Ils partaient plein d’espoir voyager dans les nuages, visiter le monde, rencontrer l’amour. Ils partaient avec l’angoisse de sentir cette sensation au creux des entrailles au décollage. Ils partaient pensant observer le monde depuis le hublot. Ils partaient pensant avoir un moment de répit dans l’immensité du ciel, pensant profiter d’une pause loin du tumulte terrestre. Ils partaient travailler, dans cette même routine journalière, prendre le métro. Ils partaient, re-découvrir le monde et la société qui nous entoure.  Mais ils ne verront rien de cela car la folie humaine les a privé de leur souffle de vie. Elle les a traumatisé au plus profond de leurs âmes. Leur humanité a été brisée, la mienne est heurtée mais je ne tremble pas.
Si l’humanité est vulnérable alors à quoi s’accrocher ?

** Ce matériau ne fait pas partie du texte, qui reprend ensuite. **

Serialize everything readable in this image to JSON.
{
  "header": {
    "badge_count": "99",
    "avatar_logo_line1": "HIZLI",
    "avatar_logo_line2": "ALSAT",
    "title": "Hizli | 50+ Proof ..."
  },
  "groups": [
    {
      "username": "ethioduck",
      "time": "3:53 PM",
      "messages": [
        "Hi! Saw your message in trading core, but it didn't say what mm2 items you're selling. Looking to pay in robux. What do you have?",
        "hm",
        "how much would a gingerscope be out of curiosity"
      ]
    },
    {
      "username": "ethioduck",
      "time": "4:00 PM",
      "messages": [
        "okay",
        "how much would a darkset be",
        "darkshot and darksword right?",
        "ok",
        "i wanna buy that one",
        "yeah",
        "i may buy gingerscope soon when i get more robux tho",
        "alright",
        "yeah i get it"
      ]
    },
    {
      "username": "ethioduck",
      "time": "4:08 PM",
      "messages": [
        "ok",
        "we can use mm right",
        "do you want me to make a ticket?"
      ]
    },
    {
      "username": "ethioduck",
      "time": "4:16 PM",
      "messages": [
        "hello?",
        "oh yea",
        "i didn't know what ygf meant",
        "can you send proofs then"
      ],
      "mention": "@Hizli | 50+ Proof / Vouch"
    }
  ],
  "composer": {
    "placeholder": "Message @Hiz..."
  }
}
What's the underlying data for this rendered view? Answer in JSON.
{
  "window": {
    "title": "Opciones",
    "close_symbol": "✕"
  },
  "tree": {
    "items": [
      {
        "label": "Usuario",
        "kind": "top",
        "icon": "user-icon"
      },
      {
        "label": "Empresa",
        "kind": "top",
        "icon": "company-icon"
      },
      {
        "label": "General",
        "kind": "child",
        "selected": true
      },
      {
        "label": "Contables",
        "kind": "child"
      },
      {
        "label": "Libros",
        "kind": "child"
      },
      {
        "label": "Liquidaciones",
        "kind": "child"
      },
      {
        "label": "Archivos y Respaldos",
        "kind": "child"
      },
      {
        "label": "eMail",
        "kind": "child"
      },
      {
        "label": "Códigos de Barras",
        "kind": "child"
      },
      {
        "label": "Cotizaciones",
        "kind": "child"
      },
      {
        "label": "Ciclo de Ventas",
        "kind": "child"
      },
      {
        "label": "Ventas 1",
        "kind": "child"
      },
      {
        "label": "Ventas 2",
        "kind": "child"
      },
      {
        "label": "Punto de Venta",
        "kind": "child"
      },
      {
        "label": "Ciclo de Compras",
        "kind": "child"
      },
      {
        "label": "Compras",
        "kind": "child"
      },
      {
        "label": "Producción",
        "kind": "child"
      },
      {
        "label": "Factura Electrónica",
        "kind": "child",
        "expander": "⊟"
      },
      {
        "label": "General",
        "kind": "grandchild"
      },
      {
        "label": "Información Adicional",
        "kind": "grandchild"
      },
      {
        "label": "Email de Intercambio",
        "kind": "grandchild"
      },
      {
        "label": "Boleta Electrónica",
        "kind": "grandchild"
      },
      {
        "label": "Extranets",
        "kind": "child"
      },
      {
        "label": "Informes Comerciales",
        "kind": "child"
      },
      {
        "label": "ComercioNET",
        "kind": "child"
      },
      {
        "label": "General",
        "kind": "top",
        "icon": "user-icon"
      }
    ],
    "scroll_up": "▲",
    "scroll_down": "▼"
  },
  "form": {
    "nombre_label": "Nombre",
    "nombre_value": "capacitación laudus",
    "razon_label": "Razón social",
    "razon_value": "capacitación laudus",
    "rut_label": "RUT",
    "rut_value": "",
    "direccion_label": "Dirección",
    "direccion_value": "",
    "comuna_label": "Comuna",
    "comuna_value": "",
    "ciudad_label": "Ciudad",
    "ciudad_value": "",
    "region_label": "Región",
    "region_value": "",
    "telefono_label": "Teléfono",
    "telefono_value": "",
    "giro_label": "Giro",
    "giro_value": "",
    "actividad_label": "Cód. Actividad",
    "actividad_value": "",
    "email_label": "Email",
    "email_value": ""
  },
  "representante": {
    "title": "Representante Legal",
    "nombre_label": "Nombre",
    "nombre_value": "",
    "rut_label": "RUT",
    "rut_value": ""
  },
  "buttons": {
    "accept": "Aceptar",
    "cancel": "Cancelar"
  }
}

Certains l’appellent mythe, d’autres l’appellent puissance supérieure. Dieu. Je l’appelle « Amour ». Amour est ce à quoi je m’accroche. Qu’est ce qui peut être plus fort que ça? L’amour, c’est ce qui m’a construit, c’est ce que j’ai en moi, ce que je ressent. Personne ne peut le détruire, personne ne peut l’enlever. Amour c’est ce qui crée du lien, ce qui uni, ce qui rapproche, ce qui console, ce qui encourage. Comment rester debout ensemble sans amour ?

Je suis peinée avec toutes ces personnes meurtries, traumatisées, qui ont ces détonations qui raisonnent encore dans leurs têtes. Je suis remplie de compassion pour ceux qui ont dût apprendre la « mauvaise » nouvelle, pour ceux qui sont apeurés dans les hôpitaux. Je suis sans voix devant ce radicalisme poussant l’Homme à commettre l’irréparable.


Bruxelles, tu es symbolique. Tu es l’Europe. Ton histoire m’attriste car je suis une part de cette Europe. Tu es un bout de moi. Je ne t’approuve pas toujours mais tu fais partis de mon identité terrestre. On t’a touché, j’ai été atteinte.

Puisses tu relever la tête et avancer car je prie pour toi.